Tuesday, I was there, I asked the librarian where the phone books, land books were kept, she pointed the way, to the basement. She also explained that there were cross-reference listings, these showed people associated to addresses once you had an address. I did not think that would pertain to my search, but thanked her anyway. My search started a search for the father’s name in the current phone book for the town. It was not there. Then I looked for the same in the year I was born. I found it pretty quickly. My heart leapt. Then I thought, what do I do with this, obviously they have moved, or died. I remembered the cross-reference and had an ‘Aha’ moment (God). I went to the cross-reference and found the name, then all the names of the people who were neighbors of.
I then went to the present phone book and found a couple of people who still lived in the neighborhood and now I had a plan. Remember, this is pre computer, pre cell phone, so all of this is flipping pages and taking notes and going back home to get to a phone to make an expensive long distance call.
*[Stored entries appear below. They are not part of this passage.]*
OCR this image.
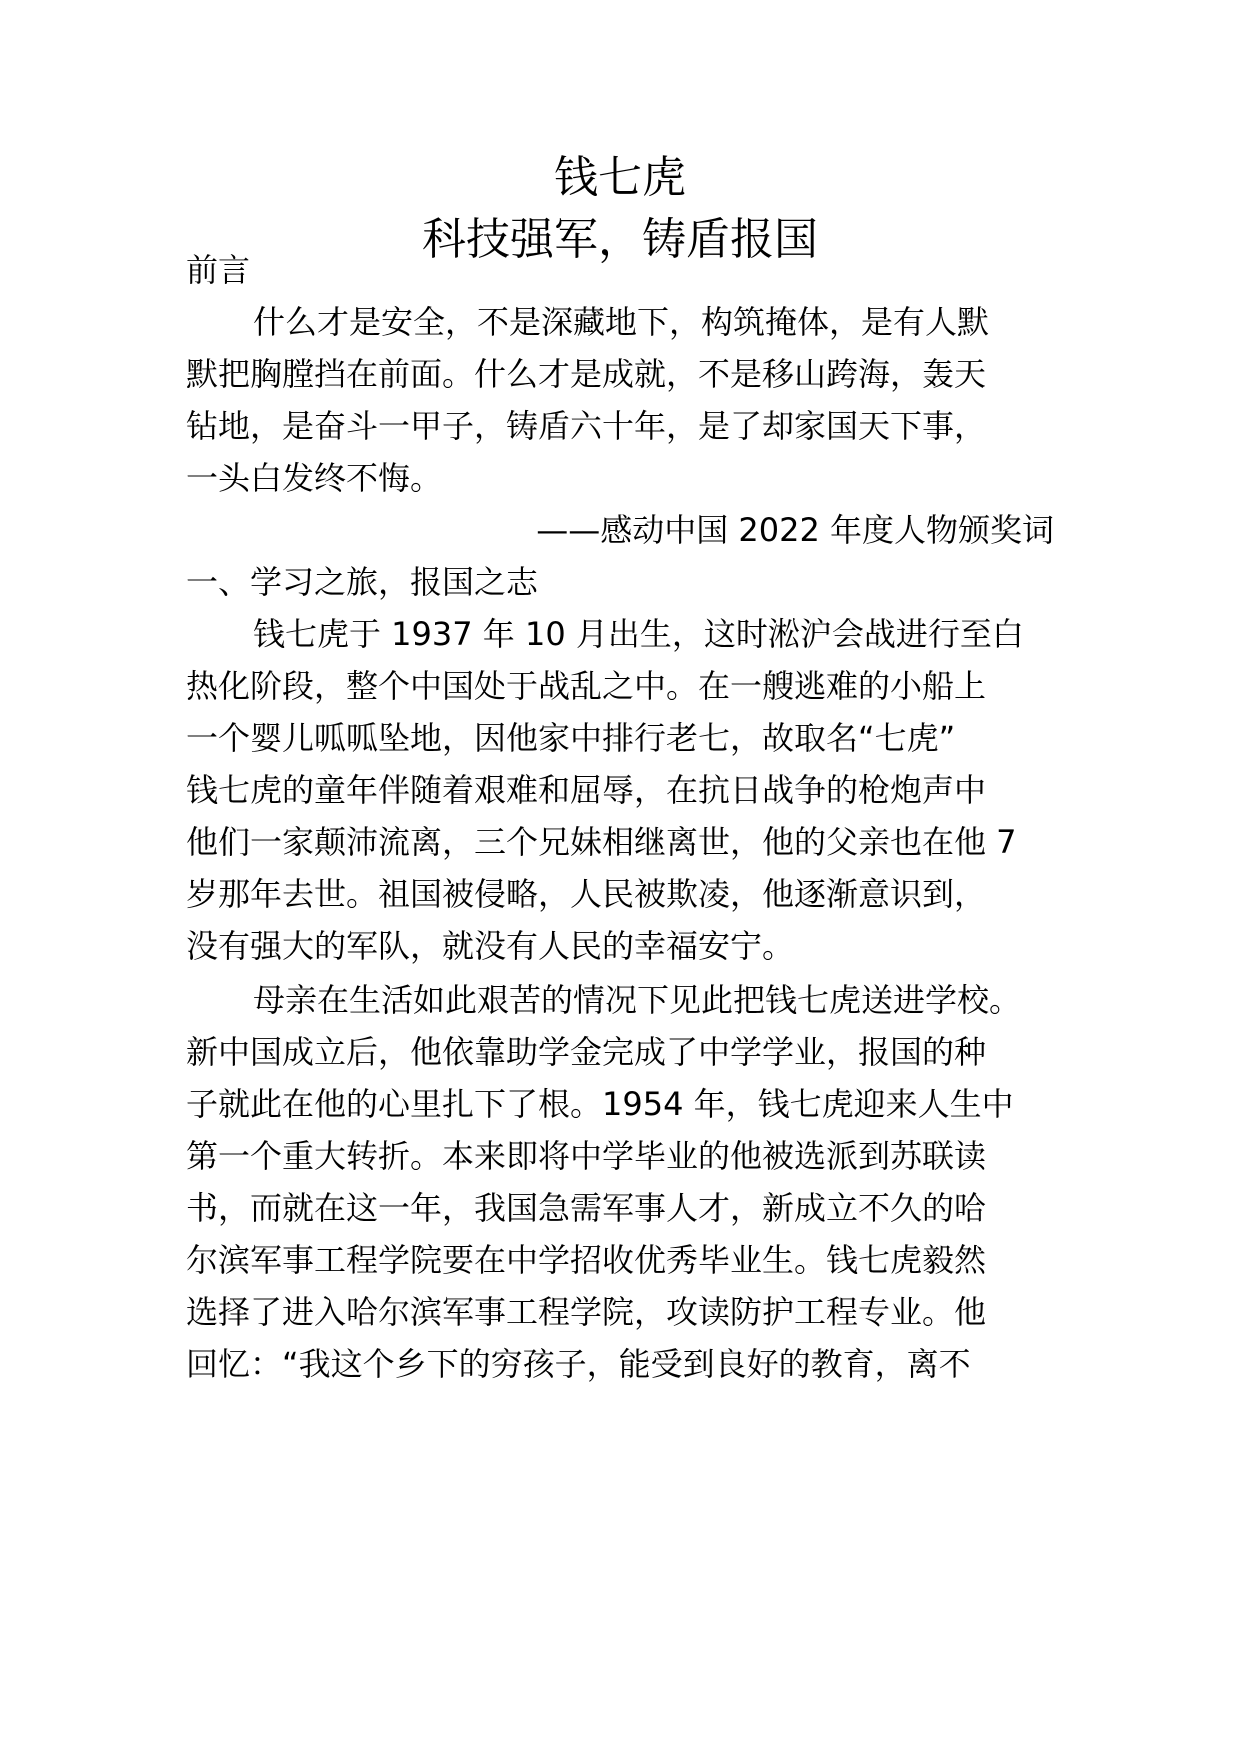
钱七虎
科技强军，铸盾报国
前言
什么才是安全，不是深藏地下，构筑掩体，是有人默
默把胸膛挡在前面。什么才是成就，不是移山跨海，轰天
钻地，是奋斗一甲子，铸盾六十年，是了却家国天下事，
一头白发终不悔。
——感动中国 2022 年度人物颁奖词
一、学习之旅，报国之志
钱七虎于 1937 年 10 月出生，这时淞沪会战进行至白
热化阶段，整个中国处于战乱之中。在一艘逃难的小船上
一个婴儿呱呱坠地，因他家中排行老七，故取名“七虎”
钱七虎的童年伴随着艰难和屈辱，在抗日战争的枪炮声中
他们一家颠沛流离，三个兄妹相继离世，他的父亲也在他 7
岁那年去世。祖国被侵略，人民被欺凌，他逐渐意识到，
没有强大的军队，就没有人民的幸福安宁。
母亲在生活如此艰苦的情况下见此把钱七虎送进学校。
新中国成立后，他依靠助学金完成了中学学业，报国的种
子就此在他的心里扎下了根。1954 年，钱七虎迎来人生中
第一个重大转折。本来即将中学毕业的他被选派到苏联读
书，而就在这一年，我国急需军事人才，新成立不久的哈
尔滨军事工程学院要在中学招收优秀毕业生。钱七虎毅然
选择了进入哈尔滨军事工程学院，攻读防护工程专业。他
回忆：“我这个乡下的穷孩子，能受到良好的教育，离不
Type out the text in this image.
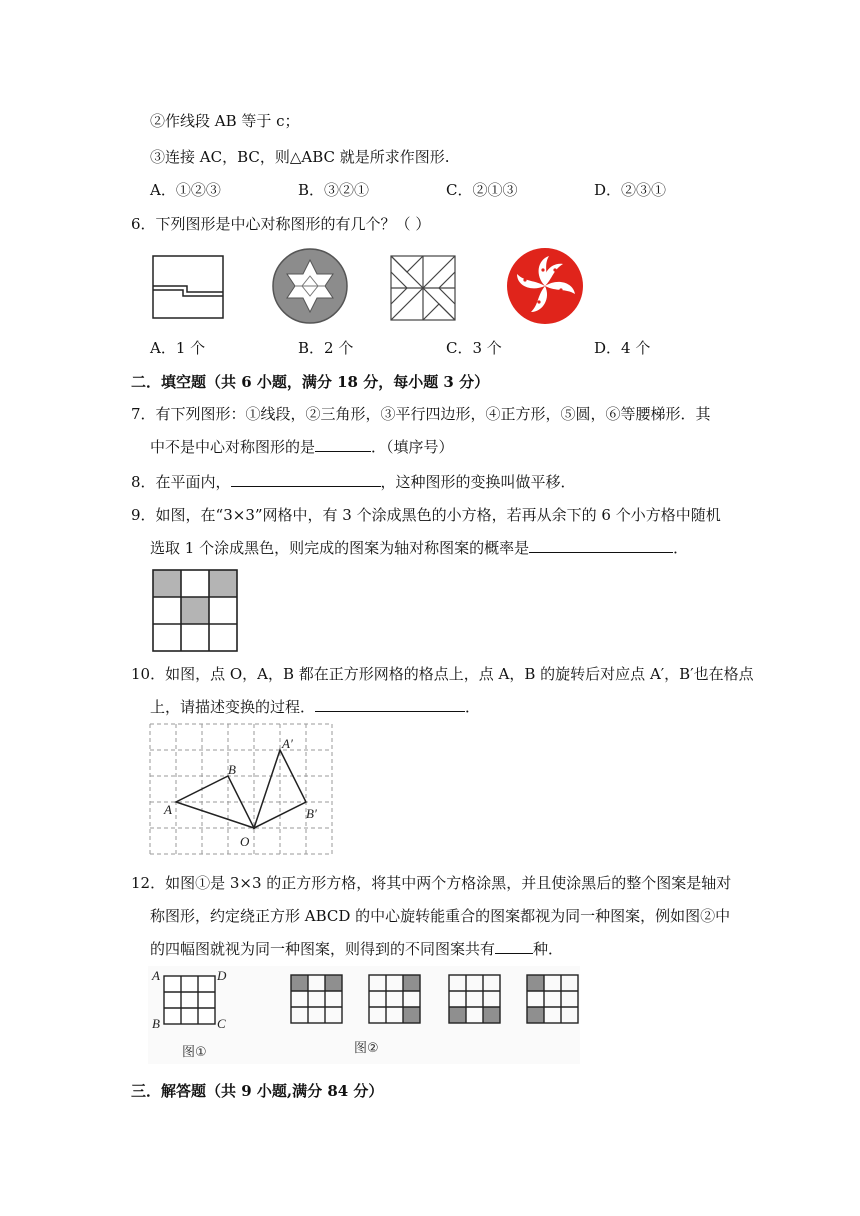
②作线段 AB 等于 c；
③连接 AC，BC，则△ABC 就是所求作图形.
A．①②③	B．③②①	C．②①③	D．②③①
6．下列图形是中心对称图形的有几个？（ ）
A．1 个	B．2 个	C．3 个	D．4 个
二．填空题（共 6 小题，满分 18 分，每小题 3 分）
7．有下列图形：①线段，②三角形，③平行四边形，④正方形，⑤圆，⑥等腰梯形．其
中不是中心对称图形的是	．（填序号）
8．在平面内，	，这种图形的变换叫做平移．
9．如图，在“3×3”网格中，有 3 个涂成黑色的小方格，若再从余下的 6 个小方格中随机
选取 1 个涂成黑色，则完成的图案为轴对称图案的概率是	．
10．如图，点 O，A，B 都在正方形网格的格点上，点 A，B 的旋转后对应点 A′，B′也在格点
上，请描述变换的过程．	．
A
B
O
A′
B′
12．如图①是 3×3 的正方形方格，将其中两个方格涂黑，并且使涂黑后的整个图案是轴对
称图形，约定绕正方形 ABCD 的中心旋转能重合的图案都视为同一种图案，例如图②中
的四幅图就视为同一种图案，则得到的不同图案共有	种．
A	D
B	C
图①	图②
三．解答题（共 9 小题,满分 84 分）
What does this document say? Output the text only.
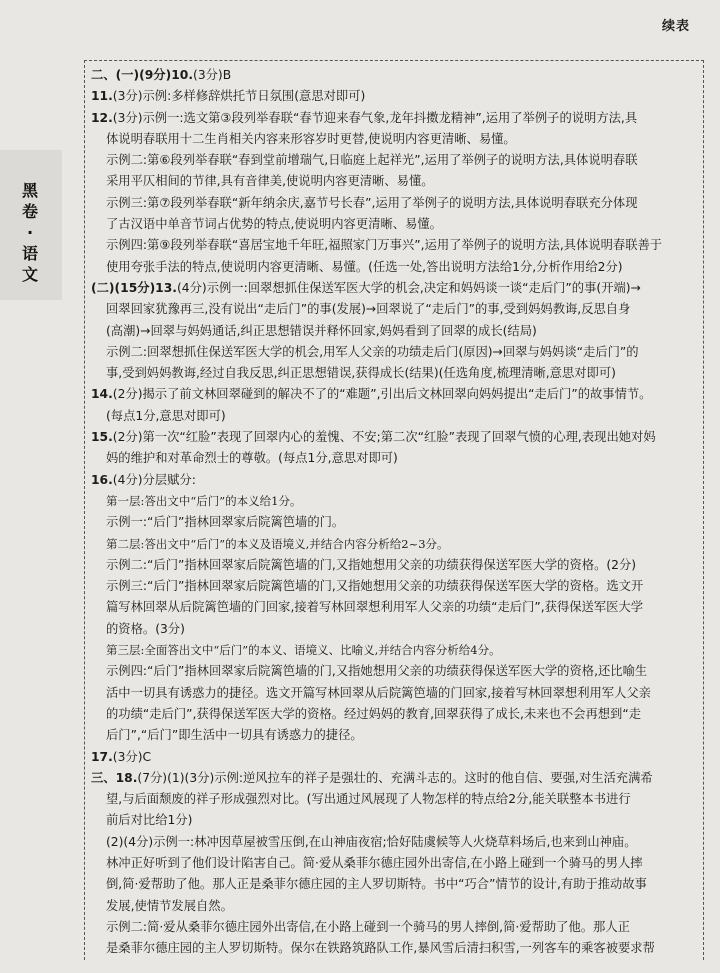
续表
黑卷·语文
二、(一)(9分)10.(3分)B
11.(3分)示例:多样修辞烘托节日氛围(意思对即可)
12.(3分)示例一:选文第③段列举春联“春节迎来春气象,龙年抖擞龙精神”,运用了举例子的说明方法,具
体说明春联用十二生肖相关内容来形容岁时更替,使说明内容更清晰、易懂。
示例二:第⑥段列举春联“春到堂前增瑞气,日临庭上起祥光”,运用了举例子的说明方法,具体说明春联
采用平仄相间的节律,具有音律美,使说明内容更清晰、易懂。
示例三:第⑦段列举春联“新年纳余庆,嘉节号长春”,运用了举例子的说明方法,具体说明春联充分体现
了古汉语中单音节词占优势的特点,使说明内容更清晰、易懂。
示例四:第⑨段列举春联“喜居宝地千年旺,福照家门万事兴”,运用了举例子的说明方法,具体说明春联善于
使用夸张手法的特点,使说明内容更清晰、易懂。(任选一处,答出说明方法给1分,分析作用给2分)
(二)(15分)13.(4分)示例一:回翠想抓住保送军医大学的机会,决定和妈妈谈一谈“走后门”的事(开端)→
回翠回家犹豫再三,没有说出“走后门”的事(发展)→回翠说了“走后门”的事,受到妈妈教诲,反思自身
(高潮)→回翠与妈妈通话,纠正思想错误并释怀回家,妈妈看到了回翠的成长(结局)
示例二:回翠想抓住保送军医大学的机会,用军人父亲的功绩走后门(原因)→回翠与妈妈谈“走后门”的
事,受到妈妈教诲,经过自我反思,纠正思想错误,获得成长(结果)(任选角度,梳理清晰,意思对即可)
14.(2分)揭示了前文林回翠碰到的解决不了的“难题”,引出后文林回翠向妈妈提出“走后门”的故事情节。
(每点1分,意思对即可)
15.(2分)第一次“红脸”表现了回翠内心的羞愧、不安;第二次“红脸”表现了回翠气愤的心理,表现出她对妈
妈的维护和对革命烈士的尊敬。(每点1分,意思对即可)
16.(4分)分层赋分:
第一层:答出文中“后门”的本义给1分。
示例一:“后门”指林回翠家后院篱笆墙的门。
第二层:答出文中“后门”的本义及语境义,并结合内容分析给2~3分。
示例二:“后门”指林回翠家后院篱笆墙的门,又指她想用父亲的功绩获得保送军医大学的资格。(2分)
示例三:“后门”指林回翠家后院篱笆墙的门,又指她想用父亲的功绩获得保送军医大学的资格。选文开
篇写林回翠从后院篱笆墙的门回家,接着写林回翠想利用军人父亲的功绩“走后门”,获得保送军医大学
的资格。(3分)
第三层:全面答出文中“后门”的本义、语境义、比喻义,并结合内容分析给4分。
示例四:“后门”指林回翠家后院篱笆墙的门,又指她想用父亲的功绩获得保送军医大学的资格,还比喻生
活中一切具有诱惑力的捷径。选文开篇写林回翠从后院篱笆墙的门回家,接着写林回翠想利用军人父亲
的功绩“走后门”,获得保送军医大学的资格。经过妈妈的教育,回翠获得了成长,未来也不会再想到“走
后门”,“后门”即生活中一切具有诱惑力的捷径。
17.(3分)C
三、18.(7分)(1)(3分)示例:逆风拉车的祥子是强壮的、充满斗志的。这时的他自信、要强,对生活充满希
望,与后面颓废的祥子形成强烈对比。(写出通过风展现了人物怎样的特点给2分,能关联整本书进行
前后对比给1分)
(2)(4分)示例一:林冲因草屋被雪压倒,在山神庙夜宿;恰好陆虞候等人火烧草料场后,也来到山神庙。
林冲正好听到了他们设计陷害自己。简·爱从桑菲尔德庄园外出寄信,在小路上碰到一个骑马的男人摔
倒,简·爱帮助了他。那人正是桑菲尔德庄园的主人罗切斯特。书中“巧合”情节的设计,有助于推动故事
发展,使情节发展自然。
示例二:简·爱从桑菲尔德庄园外出寄信,在小路上碰到一个骑马的男人摔倒,简·爱帮助了他。那人正
是桑菲尔德庄园的主人罗切斯特。保尔在铁路筑路队工作,暴风雪后清扫积雪,一列客车的乘客被要求帮
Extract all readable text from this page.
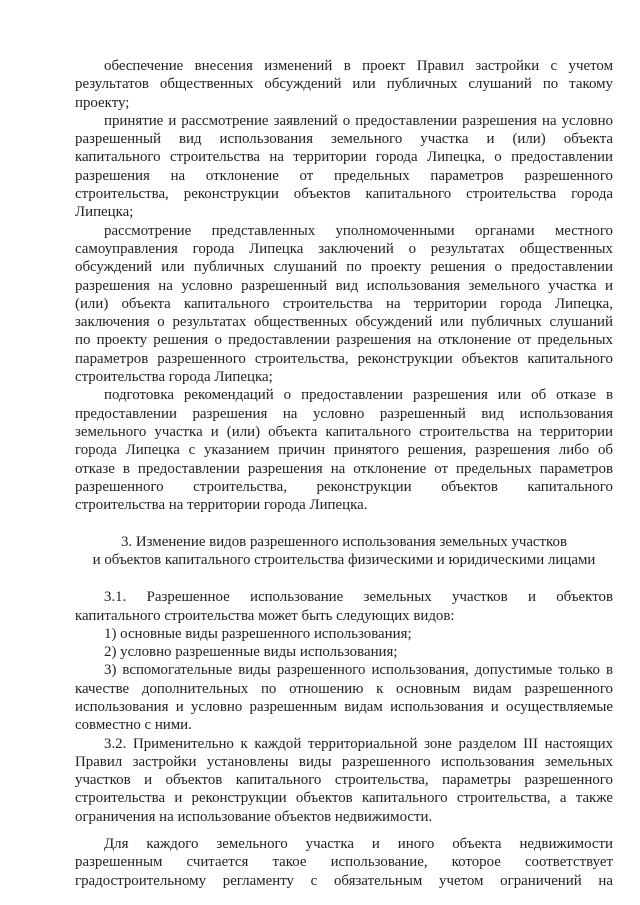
обеспечение внесения изменений в проект Правил застройки с учетом
результатов общественных обсуждений или публичных слушаний по такому
проекту;
принятие и рассмотрение заявлений о предоставлении разрешения на условно
разрешенный вид использования земельного участка и (или) объекта
капитального строительства на территории города Липецка, о предоставлении
разрешения на отклонение от предельных параметров разрешенного
строительства, реконструкции объектов капитального строительства города
Липецка;
рассмотрение представленных уполномоченными органами местного
самоуправления города Липецка заключений о результатах общественных
обсуждений или публичных слушаний по проекту решения о предоставлении
разрешения на условно разрешенный вид использования земельного участка и
(или) объекта капитального строительства на территории города Липецка,
заключения о результатах общественных обсуждений или публичных слушаний
по проекту решения о предоставлении разрешения на отклонение от предельных
параметров разрешенного строительства, реконструкции объектов капитального
строительства города Липецка;
подготовка рекомендаций о предоставлении разрешения или об отказе в
предоставлении разрешения на условно разрешенный вид использования
земельного участка и (или) объекта капитального строительства на территории
города Липецка с указанием причин принятого решения, разрешения либо об
отказе в предоставлении разрешения на отклонение от предельных параметров
разрешенного строительства, реконструкции объектов капитального
строительства на территории города Липецка.
3. Изменение видов разрешенного использования земельных участков
и объектов капитального строительства физическими и юридическими лицами
3.1. Разрешенное использование земельных участков и объектов
капитального строительства может быть следующих видов:
1) основные виды разрешенного использования;
2) условно разрешенные виды использования;
3) вспомогательные виды разрешенного использования, допустимые только в
качестве дополнительных по отношению к основным видам разрешенного
использования и условно разрешенным видам использования и осуществляемые
совместно с ними.
3.2. Применительно к каждой территориальной зоне разделом III настоящих
Правил застройки установлены виды разрешенного использования земельных
участков и объектов капитального строительства, параметры разрешенного
строительства и реконструкции объектов капитального строительства, а также
ограничения на использование объектов недвижимости.
Для каждого земельного участка и иного объекта недвижимости
разрешенным считается такое использование, которое соответствует
градостроительному регламенту с обязательным учетом ограничений на
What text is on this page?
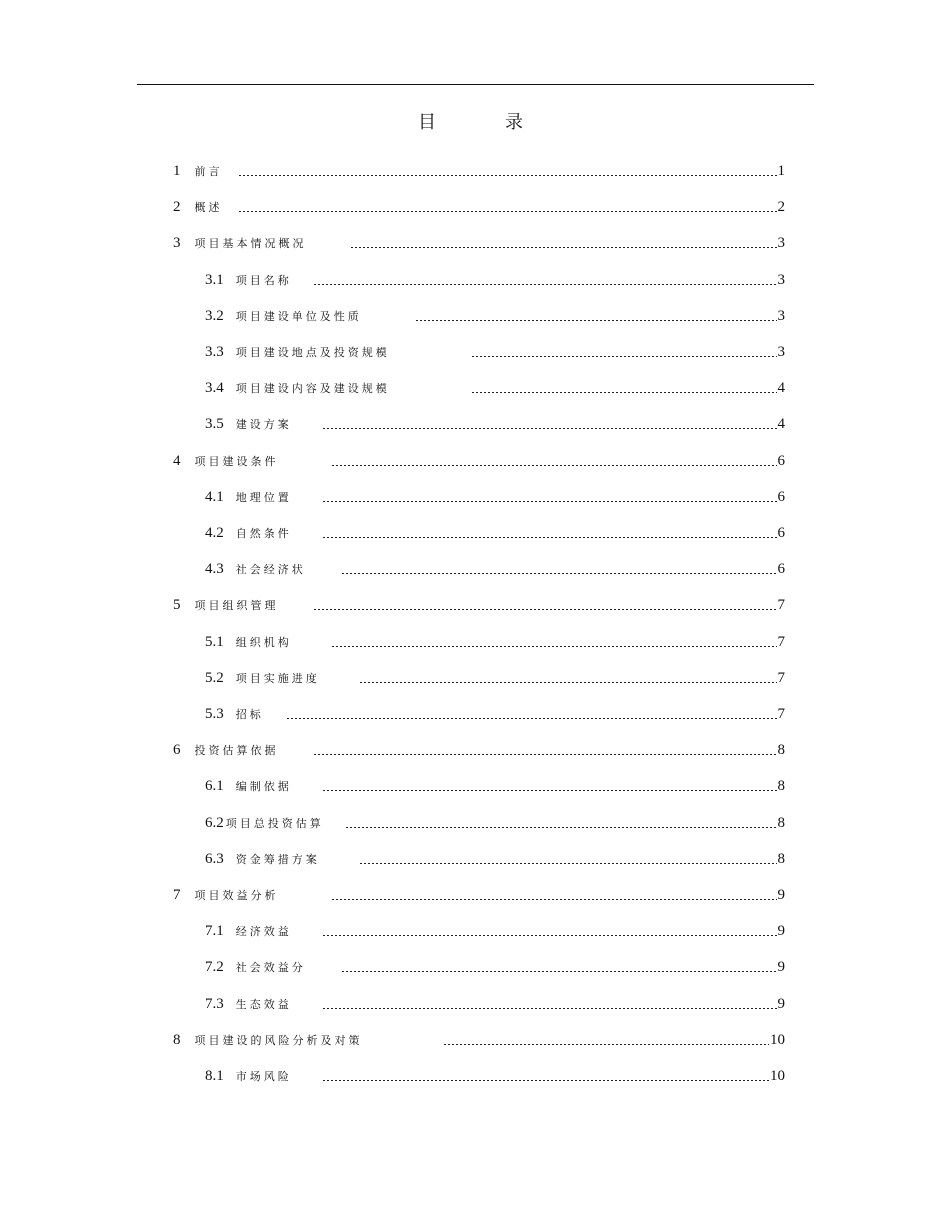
目	录
1 前言	1
2 概述	2
3 项目基本情况概况	3
3.1 项目名称	3
3.2 项目建设单位及性质	3
3.3 项目建设地点及投资规模	3
3.4 项目建设内容及建设规模	4
3.5 建设方案	4
4 项目建设条件	6
4.1 地理位置	6
4.2 自然条件	6
4.3 社会经济状	6
5 项目组织管理	7
5.1 组织机构	7
5.2 项目实施进度	7
5.3 招标	7
6 投资估算依据	8
6.1 编制依据	8
6.2 项目总投资估算	8
6.3 资金筹措方案	8
7 项目效益分析	9
7.1 经济效益	9
7.2 社会效益分	9
7.3 生态效益	9
8 项目建设的风险分析及对策	10
8.1 市场风险	10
I thought up my story. I was a friend from high school of L and I was trying to track her down. Very simple, and not quite a lie. I called one of the neighbors, they recalled the family, but they did not know them as well as the So and So’s, the other name I had, and suggested I call them. I did, and received all the information I needed. The father (my grandfather had died) L, such a sweet girl, had married just out of high school to Mr. Right. (Was Mr Right my father? ) They had 3 children. Such a sad thing had recently happened, Mr Right had died a few months ago. (Was this my father?) Now L’s mother (my grandmother) was now battling cancer and they were all going to move to another town to be closer to L’s sister. My heart ached for this mother I never knew. They had a number for L, because my grandmother had given it to them. WOW. I was given the phone number to call L. BUT, I had to consider, L. was going through a pretty rough time of her life, this may not be the best time to step up and say “ Hey ‘Mom, remember me?” I thought on it, prayed on it, called Mom and Dad and talked to them about it, discussed it with Keith. WE all knew I had to follow through.Look at all the doors God had flung open. I had to prepare myself to her not wanting or being able to do this right now.
A couple of days later, that is all I could wait, I called the number. A female answered, I asked for L. Female explained L, her mother, is not there and had gone out-of-town to move some things to new home for them, mother, grandmother, herself and brothers. Could she take a message? My mind is spinning, my heart is thudding, I am speaking to my sister, half, at least, I say No, I would call later, what would be a good time? My little sister, then asks who I am. I come up with my friend from high school story. Sis then proceeds to give me her Aunts phone number, saying her mom (OUR mom) does not have many friends in her life anymore and how hard it has been with the death of husband/sisters father etc, it would do her good to hear from an old friend. I took the number and hung up. I pondered. I thought, No, I should not call her , not now, not knowing all the turmoil in her life.” Then a still small voice told me I should. What better time than when she was with those that definitely ‘knew’. I dialed the number.